[aprssig] TH-D7AG in the U.K.

Iain Young g7iii at g7iii.net
Wed May 2 16:07:43 EDT 2007


Hi David,

You Wrote:

> Are G/<callsign> and M/<callsign> equally valid for England (as well as 
> the two-letter equivalents for the other UK bits)?  Any reason to pick 
> one over the other, other than fondness for one letter over the other?

As far as I'm aware yes, both are equally valid, as both G, and M are
allocated to Great Britain by the ITU. Ditto with 2, but you need 2E
in that case.

No real reason to choose one over the other, although if you're going
mobile with voice, M/KY7DR/M might get a bit repetitive/confusing, let
alone Martime Mobile. Not so important with APRS I guess.

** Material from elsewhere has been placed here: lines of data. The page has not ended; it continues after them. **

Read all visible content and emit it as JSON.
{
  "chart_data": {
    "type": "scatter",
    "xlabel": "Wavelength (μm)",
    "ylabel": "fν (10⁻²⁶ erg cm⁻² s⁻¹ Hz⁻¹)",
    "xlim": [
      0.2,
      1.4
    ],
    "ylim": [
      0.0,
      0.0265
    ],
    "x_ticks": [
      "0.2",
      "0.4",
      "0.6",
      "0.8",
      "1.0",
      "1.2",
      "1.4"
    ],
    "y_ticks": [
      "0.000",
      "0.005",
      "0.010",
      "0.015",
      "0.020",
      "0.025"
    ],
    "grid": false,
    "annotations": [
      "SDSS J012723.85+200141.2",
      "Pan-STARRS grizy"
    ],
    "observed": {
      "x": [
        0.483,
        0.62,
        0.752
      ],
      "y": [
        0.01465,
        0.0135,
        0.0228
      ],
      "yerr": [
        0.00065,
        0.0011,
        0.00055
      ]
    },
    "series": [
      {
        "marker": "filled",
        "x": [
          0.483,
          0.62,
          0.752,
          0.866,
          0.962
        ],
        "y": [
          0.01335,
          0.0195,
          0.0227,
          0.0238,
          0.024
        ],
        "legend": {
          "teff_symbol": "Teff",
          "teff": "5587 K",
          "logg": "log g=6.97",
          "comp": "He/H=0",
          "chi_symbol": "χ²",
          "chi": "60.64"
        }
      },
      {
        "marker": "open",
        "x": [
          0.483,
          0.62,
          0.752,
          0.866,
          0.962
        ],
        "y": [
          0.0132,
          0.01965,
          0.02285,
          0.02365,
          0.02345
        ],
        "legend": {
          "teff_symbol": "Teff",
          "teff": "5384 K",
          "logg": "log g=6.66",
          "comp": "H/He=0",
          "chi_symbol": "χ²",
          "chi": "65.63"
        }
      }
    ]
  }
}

Historically G was used before the M callsigns came along, however
they've been with us long enough now that everyone pretty much knows
both.


A few other points that may be of interest:

1) VHF Repeater outputs are 145.600 thru to 145.775 on 2m, Originally
25kHz spacing, these days 12.5kHz, but a lot of the "older" repeaters
will be on their original channels. Inputs are -600kHz. Access may be
via CTCSS tones, or 1750Hz tone-burst

2) UHF Repeater outputs are 433.000 thru to 433.375, 25kHz spacing,
Inputs are +1600kHz. Same as on 2m on the access.

3) Simplex on 2m is 145.200 thru to 145.575, 12.5kHz spacing, 70cms
is 433.400 thru to 433.575, 25kHz spacing.